Division of Food Science and Biotechnology, Graduate School of Agriculture, Kyoto University, Kitashirakawa, Oiwake-cho, Sakyo-ku, Kyoto, Japan (N.U.); Department of Biotechnology, Faculty of Engineering, Toyama Prefectural University, Kurokawa, Imizu, Toyama, Japan (S.N., K.H., S.I., M.K., T.S.); Faculty of Pharmaceutical Sciences, Teikyo University, Sagamiko, Kanagawa, Japan (M.A.A., A.K.); Boston University School of Medicine, Boston, Massachusetts (T.C.C.); Institute of Biomaterials and Bioengineering, Tokyo Medical and Dental University, Kanda-Surugadai, Chiyoda-ku, Tokyo, Japan (K.Y.); Institute of Molecular and Cellular Biosciences, Tokyo University, Yayoi, Bunkyo, Tokyo, Japan (S.K.); and Development Nourishment Department, Soai University, Nankonaka, Suminoe, Osaka, Japan (M.O.)

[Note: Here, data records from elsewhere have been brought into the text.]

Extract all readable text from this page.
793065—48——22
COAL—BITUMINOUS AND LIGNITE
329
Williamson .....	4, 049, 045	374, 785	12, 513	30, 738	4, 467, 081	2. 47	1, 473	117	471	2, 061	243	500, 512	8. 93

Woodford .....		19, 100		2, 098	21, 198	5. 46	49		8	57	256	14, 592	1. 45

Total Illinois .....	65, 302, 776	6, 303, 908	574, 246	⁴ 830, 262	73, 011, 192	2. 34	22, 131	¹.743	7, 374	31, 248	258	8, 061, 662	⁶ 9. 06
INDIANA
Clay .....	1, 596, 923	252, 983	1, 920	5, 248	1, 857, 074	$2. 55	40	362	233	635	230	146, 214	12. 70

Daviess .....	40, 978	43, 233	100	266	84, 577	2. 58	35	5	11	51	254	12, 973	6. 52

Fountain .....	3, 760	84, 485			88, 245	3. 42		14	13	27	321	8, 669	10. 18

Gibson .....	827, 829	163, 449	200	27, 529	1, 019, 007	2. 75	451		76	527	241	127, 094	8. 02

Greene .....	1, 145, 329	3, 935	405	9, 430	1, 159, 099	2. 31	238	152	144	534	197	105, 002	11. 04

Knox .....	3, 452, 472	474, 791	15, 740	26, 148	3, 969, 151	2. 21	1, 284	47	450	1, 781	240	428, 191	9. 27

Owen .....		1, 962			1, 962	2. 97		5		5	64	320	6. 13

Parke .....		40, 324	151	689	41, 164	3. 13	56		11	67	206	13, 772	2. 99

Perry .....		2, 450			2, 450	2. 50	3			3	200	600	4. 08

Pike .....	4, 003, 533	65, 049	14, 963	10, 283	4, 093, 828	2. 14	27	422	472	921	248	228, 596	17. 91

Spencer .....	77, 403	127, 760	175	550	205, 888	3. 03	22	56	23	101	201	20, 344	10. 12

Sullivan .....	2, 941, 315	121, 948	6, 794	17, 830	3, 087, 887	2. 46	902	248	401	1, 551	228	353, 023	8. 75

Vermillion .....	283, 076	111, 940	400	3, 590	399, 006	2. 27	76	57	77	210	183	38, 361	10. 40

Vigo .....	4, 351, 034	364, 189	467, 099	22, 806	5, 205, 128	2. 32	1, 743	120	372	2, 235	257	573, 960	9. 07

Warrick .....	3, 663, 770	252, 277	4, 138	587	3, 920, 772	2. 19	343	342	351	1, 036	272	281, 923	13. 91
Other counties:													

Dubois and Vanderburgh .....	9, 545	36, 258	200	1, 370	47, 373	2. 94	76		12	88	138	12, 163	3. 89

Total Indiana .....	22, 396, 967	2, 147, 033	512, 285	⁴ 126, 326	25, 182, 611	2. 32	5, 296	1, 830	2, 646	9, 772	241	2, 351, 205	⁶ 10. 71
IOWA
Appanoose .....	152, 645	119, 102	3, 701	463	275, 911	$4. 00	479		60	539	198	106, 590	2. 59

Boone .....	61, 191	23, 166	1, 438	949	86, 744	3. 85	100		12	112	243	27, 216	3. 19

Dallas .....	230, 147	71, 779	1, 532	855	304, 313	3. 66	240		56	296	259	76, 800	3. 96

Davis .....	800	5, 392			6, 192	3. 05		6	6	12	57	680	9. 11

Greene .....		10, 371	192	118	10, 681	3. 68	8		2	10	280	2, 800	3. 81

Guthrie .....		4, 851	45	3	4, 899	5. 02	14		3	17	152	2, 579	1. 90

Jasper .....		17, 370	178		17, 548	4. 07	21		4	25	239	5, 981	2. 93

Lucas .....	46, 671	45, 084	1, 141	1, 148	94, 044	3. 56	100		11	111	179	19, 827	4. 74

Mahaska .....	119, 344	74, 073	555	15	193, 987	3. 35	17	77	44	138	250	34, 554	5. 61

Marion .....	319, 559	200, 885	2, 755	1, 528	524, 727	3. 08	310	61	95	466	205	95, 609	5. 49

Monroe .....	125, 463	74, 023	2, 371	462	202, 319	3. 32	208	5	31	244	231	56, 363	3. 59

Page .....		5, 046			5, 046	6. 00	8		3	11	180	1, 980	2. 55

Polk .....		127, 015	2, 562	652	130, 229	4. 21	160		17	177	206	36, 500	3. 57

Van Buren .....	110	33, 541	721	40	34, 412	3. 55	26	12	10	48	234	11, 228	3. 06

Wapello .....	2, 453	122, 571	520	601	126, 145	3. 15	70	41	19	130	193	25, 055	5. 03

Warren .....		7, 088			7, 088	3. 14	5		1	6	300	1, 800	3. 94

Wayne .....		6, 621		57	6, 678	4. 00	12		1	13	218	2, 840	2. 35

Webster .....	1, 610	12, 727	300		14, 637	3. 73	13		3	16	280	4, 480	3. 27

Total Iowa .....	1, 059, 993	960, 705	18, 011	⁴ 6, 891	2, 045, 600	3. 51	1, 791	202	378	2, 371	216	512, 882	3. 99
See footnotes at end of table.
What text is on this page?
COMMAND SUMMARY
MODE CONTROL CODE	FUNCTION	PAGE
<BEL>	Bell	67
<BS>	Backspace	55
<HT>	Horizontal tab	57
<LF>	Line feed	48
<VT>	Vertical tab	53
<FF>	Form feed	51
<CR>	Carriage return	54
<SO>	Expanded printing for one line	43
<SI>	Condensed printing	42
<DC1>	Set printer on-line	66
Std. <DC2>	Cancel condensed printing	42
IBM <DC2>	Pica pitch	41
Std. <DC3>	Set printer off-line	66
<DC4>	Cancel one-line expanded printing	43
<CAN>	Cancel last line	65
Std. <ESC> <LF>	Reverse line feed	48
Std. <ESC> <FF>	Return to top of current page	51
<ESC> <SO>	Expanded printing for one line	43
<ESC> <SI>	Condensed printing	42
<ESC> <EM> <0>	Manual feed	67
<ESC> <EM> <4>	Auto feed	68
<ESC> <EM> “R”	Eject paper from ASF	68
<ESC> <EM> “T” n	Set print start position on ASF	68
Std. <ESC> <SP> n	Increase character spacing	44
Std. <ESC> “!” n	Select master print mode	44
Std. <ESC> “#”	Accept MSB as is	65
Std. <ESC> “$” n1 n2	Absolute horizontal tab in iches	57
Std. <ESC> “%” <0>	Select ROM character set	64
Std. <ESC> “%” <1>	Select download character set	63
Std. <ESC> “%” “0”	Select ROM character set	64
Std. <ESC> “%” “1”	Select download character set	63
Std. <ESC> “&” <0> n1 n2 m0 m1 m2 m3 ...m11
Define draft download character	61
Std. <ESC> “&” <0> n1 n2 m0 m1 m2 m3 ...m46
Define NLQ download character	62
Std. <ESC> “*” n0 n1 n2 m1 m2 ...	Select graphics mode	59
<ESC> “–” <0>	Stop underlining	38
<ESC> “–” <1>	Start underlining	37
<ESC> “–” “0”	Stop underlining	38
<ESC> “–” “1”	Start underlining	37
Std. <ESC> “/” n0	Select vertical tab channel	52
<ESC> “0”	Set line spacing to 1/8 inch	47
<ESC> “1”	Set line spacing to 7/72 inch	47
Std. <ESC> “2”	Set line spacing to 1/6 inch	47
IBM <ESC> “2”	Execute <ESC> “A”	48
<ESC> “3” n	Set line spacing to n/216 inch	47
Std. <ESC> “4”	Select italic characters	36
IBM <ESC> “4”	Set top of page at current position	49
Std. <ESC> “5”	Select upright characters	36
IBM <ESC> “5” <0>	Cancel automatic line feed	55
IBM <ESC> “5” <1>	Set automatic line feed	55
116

Our previous study demonstrated that 25-hydroxy-19-nor-vitamin D₃ [25(OH)-19-nor-D₃] inhibited the proliferation of immortalized noncancerous PZ-HPV-7 prostate cells similar to 1,25-dihydroxyvitamin D₃ [1,25(OH)₂D₃], suggesting that 25(OH)-19-nor-D₃ might be converted to 1,25-dihydroxy-19-nor-vitamin D₃ [1,25(OH)₂-19-nor-D₃] by CYP27B1 before exerting its antiproliferative activity. Using an in vitro cell-free model to study the kinetics of CYP27B1-dependent 1-hydroxylation of 25(OH)-19-nor-D₃ and 25-hydroxyvitamin D₃ [25(OH)D₃] and CYP24A1-dependent hydroxylation of 1,25(OH)-19-nor-D₃ and 1,25(OH)₂D₃, we found that k_cat/K_m for 1-hydroxylation of 25(OH)-19-nor-D₃ was less than 0.1% of that for 25(OH)D₃, and the k_cat/K_m value for 24-hydroxylation was not significantly different between 1,25(OH)₂-19-nor-D₃ and 1,25(OH)₂D₃. The data suggest a much slower formation and a similar rate of degradation of 1,25(OH)₂-19-nor-D₃ compared with 1,25(OH)₂D₃. We then analyzed the metabolites of 25(OH)D₃ and 25(OH)-19-nor-D₃ in PZ-HPV-7 cells by high-performance liquid chromatography. We found that a peak that comigrated with 1,25(OH)₂D₃ was detected in cells incubated with 25(OH)D₃, whereas no 1,25(OH)₂-19-nor-D₃ was detected in cells incubated with 25(OH)-19-nor-D₃. Thus, the present results do not support our previous hypothesis that 25(OH)-19-nor-D₃ is converted to 1,25(OH)₂-19-nor-D₃ by CYP27B1 in prostate cells to inhibit cell proliferation. We hypothesize that 25(OH)-19-nor-D₃ by itself may have a novel mechanism to activate vitamin D receptor or it is metabolized in prostate cells to an unknown metabolite with antiproliferative activity without 1-hydroxylation. Thus, the results suggest that 25(OH)-19-nor-D₃ has potential as an attractive agent for prostate cancer therapy.